PRAGUE, Czech Republic, April 27 (UPI) –– Flames began to engulf the young man at the foot of Riga’s Freedom Monument. A brilliant 21-year-old student at the University of Latvia, Ilya Rips could not sit idly by. Still in flames, Rips held a sign, “I am protesting the occupation of Czechoslovakia.” It was 40 years ago — on April 13, 1969 — three months after Jan Palach had immolated himself to protest the Soviet invasion in Prague.
I did not know who Rips was. He was saved by passersby. He has come to appreciate this.
I met this soft-spoken and reserved hero, now an Israeli citizen and professor at the prestigious Holon Institute of Technology, last week at the Latvian Embassy. Ambassador Argita Daudze had invited a small group of academics, former dissidents and political types to a “glass of wine” in honor of Rips.
Edgars Bondars, the Latvian counselor — whose mother-in-law had been sent to Siberia at age 2, and I were standing with Eduard Outrata and his wife Jana. The retired Czech senator and Czech-Canadian emigre had left Czechoslovakia in 1968 and come back after the fall of communism. A man in the garb of an Orthodox Israeli walked in behind the ambassador. I had expected many things, but not this. Rips was introduced, and a murmur trickled through the room.
Ilya Rips was considered a mathematical genius when he entered the University of Latvia at 15. He had never practiced Judaism. Three of his four grandparents had been killed in the Shoah — the Holocaust. “I wasn’t exposed to Judaism until I immigrated to Israel in 1972,” Rips said to me when I interviewed him later.
The Russians identified their Jewish citizens as a national ethnic group. “Jivre” was stamped in the passport of every Jewish Soviet citizen. Most were secular — and that might have already been too much religion for them. During the ’70s, the Russian authorities began to let Jewish dissidents, “refuseniks,” immigrate to Israel.

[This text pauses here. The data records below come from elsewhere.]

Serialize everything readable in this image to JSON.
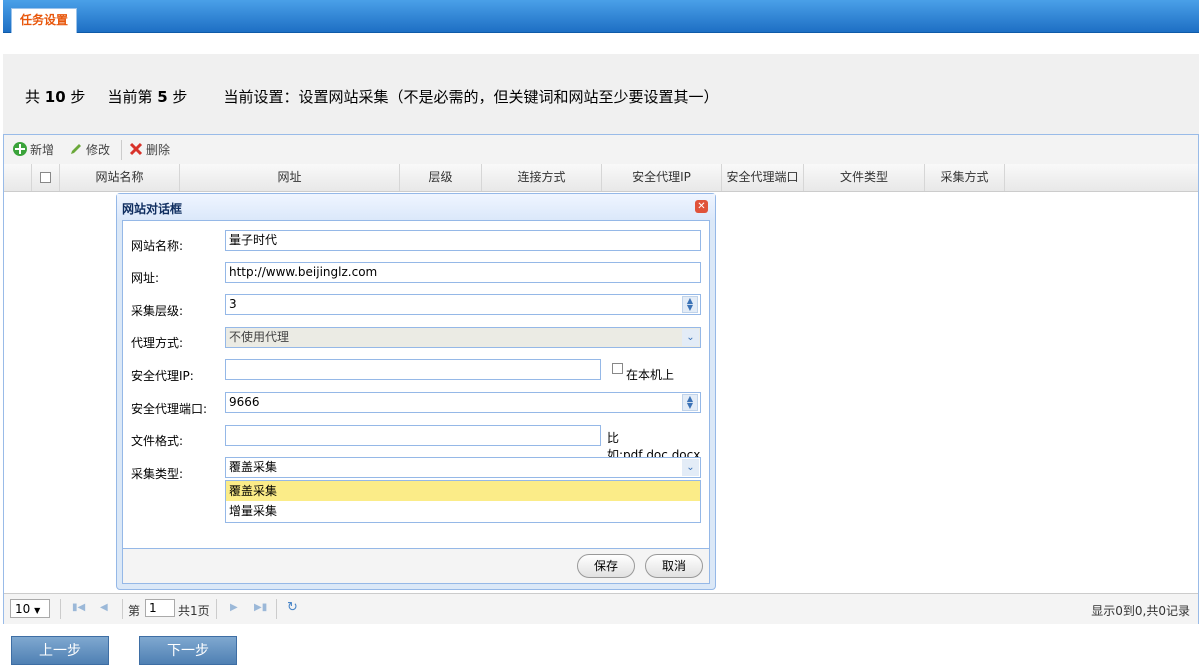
{
  "header": {
    "tab_label": "任务设置"
  },
  "info": {
    "total_prefix": "共 ",
    "total_steps": "10",
    "total_suffix": " 步",
    "current_prefix": "当前第 ",
    "current_step": "5",
    "current_suffix": " 步",
    "current_setting": "当前设置：设置网站采集（不是必需的，但关键词和网站至少要设置其一）"
  },
  "toolbar": {
    "add_label": "新增",
    "edit_label": "修改",
    "delete_label": "删除"
  },
  "grid": {
    "columns": [
      "网站名称",
      "网址",
      "层级",
      "连接方式",
      "安全代理IP",
      "安全代理端口",
      "文件类型",
      "采集方式"
    ]
  },
  "pager": {
    "page_size": "10",
    "page_prefix": "第",
    "page_value": "1",
    "page_total": "共1页",
    "record_info": "显示0到0,共0记录"
  },
  "dialog": {
    "title": "网站对话框",
    "fields": {
      "name_label": "网站名称:",
      "name_value": "量子时代",
      "url_label": "网址:",
      "url_value": "http://www.beijinglz.com",
      "level_label": "采集层级:",
      "level_value": "3",
      "proxy_mode_label": "代理方式:",
      "proxy_mode_value": "不使用代理",
      "proxy_ip_label": "安全代理IP:",
      "proxy_ip_value": "",
      "local_machine_label": "在本机上",
      "proxy_port_label": "安全代理端口:",
      "proxy_port_value": "9666",
      "file_format_label": "文件格式:",
      "file_format_value": "",
      "file_format_hint": "比如:pdf,doc,docx",
      "collect_type_label": "采集类型:",
      "collect_type_value": "覆盖采集"
    },
    "dropdown_options": [
      "覆盖采集",
      "增量采集"
    ],
    "save_label": "保存",
    "cancel_label": "取消"
  },
  "nav": {
    "prev_label": "上一步",
    "next_label": "下一步"
  }
}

Rips, who now bears the Hebrew name Elijahu, would emigrate with the second wave of refuseniks in 1971, after harrowing years of a show trial, interrogations, contrived mental examinations and forced internment in a psychiatric hospital. “The Soviet authorities and KGB used psychiatric terror as a way to muzzle dissent. If you could prove someone was insane, then their points of view were irrelevant. Forced psychiatric internment had the added benefit that the ‘cure’ was not restricted by time. Dissidents could be interned indefinitely.”
“I was lucky,” Rips said with a wry grin — maybe even a grimace, “that I was interned in a regular psychiatric hospital in Riga. The special ones deep in Russia were particularly despicable — with injections, drugs and torture. Of course I was given pills, but I did not swallow them.” The Latvians helped him. “They had the best attitude. Even my parents and other people were permitted to visit me.” Rips said this matter-of-factly, as though it had been any normal hospital. It certainly was not.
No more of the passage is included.